1 Hook: Get kids excited about computer programming!
Pull up the Computer Programming is a Process video on Flocabulary here: https://www.flocabulary.com/unit/computer-programming/
If you have learning objectives up in your room or on your PowerPoint, make sure you have students read through it.
Tell students you are about to watch a video about computer programming. Tell them that there are 5 steps to computer programming, and ask them to pay special attention to those five steps and remember them!
Students will watch the video and pay special attention to the five steps of computer programming.
2 Talk through steps of computer programming!
As students turn-and-talk about the five steps of computer programming, circulate the room to ensure students remember and understand the five steps.
Have students do a turn-and-talk about what the five steps of computer programming is.
3 Complete Printable Activity or Lyric Lab on Flocabulary
4 Put your coding knowledge into practice!

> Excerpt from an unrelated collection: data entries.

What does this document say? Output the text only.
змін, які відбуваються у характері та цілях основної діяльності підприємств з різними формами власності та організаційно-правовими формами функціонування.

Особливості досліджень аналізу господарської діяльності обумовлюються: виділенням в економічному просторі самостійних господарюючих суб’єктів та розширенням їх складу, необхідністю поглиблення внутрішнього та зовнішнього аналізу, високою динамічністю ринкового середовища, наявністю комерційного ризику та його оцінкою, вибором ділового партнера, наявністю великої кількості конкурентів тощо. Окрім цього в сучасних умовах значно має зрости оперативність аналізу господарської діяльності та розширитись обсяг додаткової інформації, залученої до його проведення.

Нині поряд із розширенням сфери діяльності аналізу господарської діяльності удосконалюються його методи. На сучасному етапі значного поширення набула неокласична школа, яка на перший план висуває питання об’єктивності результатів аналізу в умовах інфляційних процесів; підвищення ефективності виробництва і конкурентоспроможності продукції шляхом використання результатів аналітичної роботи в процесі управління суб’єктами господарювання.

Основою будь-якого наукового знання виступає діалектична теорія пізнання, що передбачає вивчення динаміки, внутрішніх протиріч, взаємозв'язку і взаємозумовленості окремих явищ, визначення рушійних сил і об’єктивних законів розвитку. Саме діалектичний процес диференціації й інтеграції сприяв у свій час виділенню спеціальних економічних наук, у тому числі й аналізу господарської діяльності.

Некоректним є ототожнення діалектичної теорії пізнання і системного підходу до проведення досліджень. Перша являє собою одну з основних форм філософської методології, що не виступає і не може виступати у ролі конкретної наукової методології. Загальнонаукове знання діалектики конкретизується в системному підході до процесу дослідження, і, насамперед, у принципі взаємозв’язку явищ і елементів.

Now that students have learned about computer programming, have them go on to Tynker to practice the five steps of computer programming!
If you have purchased Tynker, you can assign content to students based on their grade level.
If you haven't purchased Tynker, there are many free activities that can keep students busy for the remainder of the class period. Find one and share the link with them!
While students work, circulate and check in with students.
5 Close out the lesson!
After students have had at least 20 minutes on Tynker, pull them together to complete either a circle share (where each student shares one sentence about their experience using a sentence starter like: One way I acted like computer programmer was...) or a turn-and-talk.
Close out the lesson with writing down the ways students used computer programming skills and the five steps to computer programming.
Key Standards Supported
Generate and compare multiple possible solutions to a problem based on how well each is likely to meet the criteria and constraints of the problem.